My Love-Hate Relationship with Writing

In 52: A Writer's Life, Shelley Widhalm, Writing on March 24, 2013 at 11:30 am

My relationship with writing seems to be hot and cold.

I have a daytime writing job as a newspaper reporter and moonlight as a yet-to-be-published novelist. I love writing, getting lost in putting sentences together and finding the right words to express my thoughts and ideas, but I also hate it.

Writing can seem like an ongoing chore that never gets done, a homework assignment with a scary deadline or a puzzle with the pieces anywhere but nearby. It is something that I have to do but don’t want to do, am tired of doing or don’t know how to do beyond what I’ve already been doing.

In other words, I get stuck in my own writing habits and approaches to crafting sentences toward the finished product, experiencing a bit of burnout.

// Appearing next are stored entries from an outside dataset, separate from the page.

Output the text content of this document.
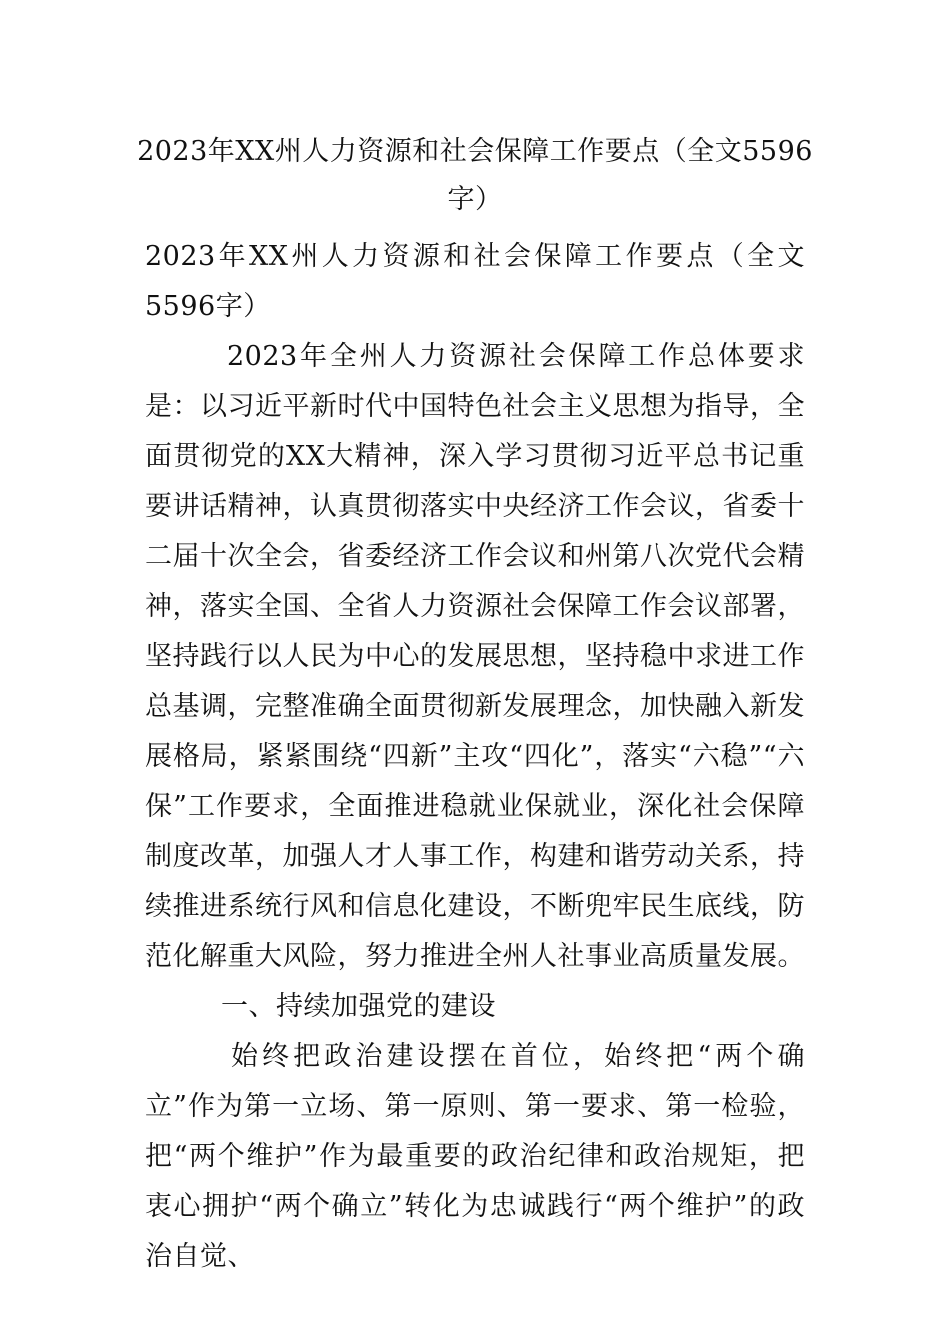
2023年XX州人力资源和社会保障工作要点（全文5596字）

2023年XX州人力资源和社会保障工作要点（全文5596字）

2023年全州人力资源社会保障工作总体要求是：以习近平新时代中国特色社会主义思想为指导，全面贯彻党的XX大精神，深入学习贯彻习近平总书记重要讲话精神，认真贯彻落实中央经济工作会议，省委十二届十次全会，省委经济工作会议和州第八次党代会精神，落实全国、全省人力资源社会保障工作会议部署，坚持践行以人民为中心的发展思想，坚持稳中求进工作总基调，完整准确全面贯彻新发展理念，加快融入新发展格局，紧紧围绕“四新”主攻“四化”，落实“六稳”“六保”工作要求，全面推进稳就业保就业，深化社会保障制度改革，加强人才人事工作，构建和谐劳动关系，持续推进系统行风和信息化建设，不断兜牢民生底线，防范化解重大风险，努力推进全州人社事业高质量发展。

一、持续加强党的建设

始终把政治建设摆在首位，始终把“两个确立”作为第一立场、第一原则、第一要求、第一检验，把“两个维护”作为最重要的政治纪律和政治规矩，把衷心拥护“两个确立”转化为忠诚践行“两个维护”的政治自觉、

When this happens at work, I can’t think of how to write the lead (I have a mental block of needing the lead first to organize the unfolding of the rest of the article); I don’t know how to be original about something I’ve written before; or I can’t figure out the best way to organize my notes from multiple sources providing a vast amount of information.

My burnout at home comes from finishing a project and not knowing what to write next or feeling tired from writing at work and wanting a break.

The constant immersion allows for something that I wouldn’t get from writing only news articles or only novels and short stories. It cross-pollinates skills from one type of writing to the other.

I’ve learned how to apply the elements of writing, such as plot, setting and character, to what I write in the newsroom. I try to pick out the most exciting aspect of a story, select a few details of the environment in which it takes place and figure out who I’m interviewing by what they keep in their office, as well as how they use language and interact with me.

I try to avoid word echoes, or word repetitions, which journalists tend to do, and search for a better word choice if my sentences have the echoes or sound too similar to one another.

And I listen to how the language of my story sounds, concerned not just with the message but how the words feel on the tongue and in the ear.

With my fiction writing, I write as if on deadline as quickly as I can just to get the words out. Journalism writing is fairly formulaic, so the organizational tools I use in writing news articles comes out in my other writing. I think of what I want to say first and let the rest unfold from there, not trying to over think descriptions and character interactions.

Plus, all of the writing is becoming a habit. I write like I eat. I know how to do it, but when I stop to think about each bite, I enjoy the savoring of it.